6. The only promising way to smuggle progress back into such a system is logically possible, but empirically false at high probability. My argument for the whole system is sound: from a necessary beginning at the left wall, random motion of all items in a growing system will produce an increasingly right-skewed distribution. Thus, and with powerful irony, the most venerable evidence for general progress—the increasing complexity of the most complex—becomes a passive consequence of growth in a system with no directional bias whatever in the motion of its components.

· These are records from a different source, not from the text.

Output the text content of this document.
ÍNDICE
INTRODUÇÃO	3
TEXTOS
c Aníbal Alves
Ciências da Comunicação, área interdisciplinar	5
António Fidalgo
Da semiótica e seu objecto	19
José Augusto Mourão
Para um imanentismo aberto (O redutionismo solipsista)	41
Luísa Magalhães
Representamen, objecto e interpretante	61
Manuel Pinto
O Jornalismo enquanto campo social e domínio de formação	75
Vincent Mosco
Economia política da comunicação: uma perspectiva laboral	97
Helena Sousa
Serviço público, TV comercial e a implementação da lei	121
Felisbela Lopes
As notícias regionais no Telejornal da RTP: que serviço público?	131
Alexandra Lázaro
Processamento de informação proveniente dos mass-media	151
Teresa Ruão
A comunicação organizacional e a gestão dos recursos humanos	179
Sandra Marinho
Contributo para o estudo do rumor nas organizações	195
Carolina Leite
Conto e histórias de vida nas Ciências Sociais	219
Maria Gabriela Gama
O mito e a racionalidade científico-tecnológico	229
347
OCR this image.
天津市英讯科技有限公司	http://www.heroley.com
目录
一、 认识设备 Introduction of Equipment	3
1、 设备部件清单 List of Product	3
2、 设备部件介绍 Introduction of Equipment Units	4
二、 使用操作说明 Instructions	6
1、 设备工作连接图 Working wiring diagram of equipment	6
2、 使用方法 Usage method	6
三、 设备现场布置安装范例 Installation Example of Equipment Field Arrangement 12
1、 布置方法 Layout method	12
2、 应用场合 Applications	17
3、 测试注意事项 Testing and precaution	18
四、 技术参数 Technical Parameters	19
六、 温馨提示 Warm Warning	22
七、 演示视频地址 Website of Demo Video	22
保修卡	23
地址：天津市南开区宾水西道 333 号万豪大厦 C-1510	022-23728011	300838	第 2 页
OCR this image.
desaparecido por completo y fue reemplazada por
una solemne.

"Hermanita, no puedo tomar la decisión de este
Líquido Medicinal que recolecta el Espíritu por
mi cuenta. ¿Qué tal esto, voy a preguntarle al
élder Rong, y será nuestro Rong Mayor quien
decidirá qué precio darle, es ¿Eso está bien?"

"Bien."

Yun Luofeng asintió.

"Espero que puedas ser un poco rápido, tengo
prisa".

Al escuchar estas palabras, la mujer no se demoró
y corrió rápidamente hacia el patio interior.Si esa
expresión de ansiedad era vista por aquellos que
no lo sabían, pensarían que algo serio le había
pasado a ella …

But one potential (though much vitiated) argument for general progress remains. The entire system is free to vary only in the direction of greater complexity from an initial position next to the left wall. But what about a smaller lineage that begins at some intermediary position with freedom to expand in either direction (the first living thing starts at the left wall, but the first mammal, or the first seed plant, or the first clam, begins in the middle and its descendants can move toward either tail). If we studied all the smaller lineages free to vary in any direction, perhaps we would then detect a clear bias for net movement to the right, or toward greater complexity. If we found such a bias, we could legitimately speak of a general trend to greater complexity in the evolutionary history of lineages. (This more subtle position would still not explain the general pattern of Figure 29, which would still arise as a consequence of random motion in a growing system constrained to begin at the left wall. But a rightward bias in individual lineages would function as a "booster" or "helpmate" in the general production of right skew. The entire system would then be built by two components: random motion from the left wall, and a rightward bias in individual lineages—and the second component would provide an argument for general progress.)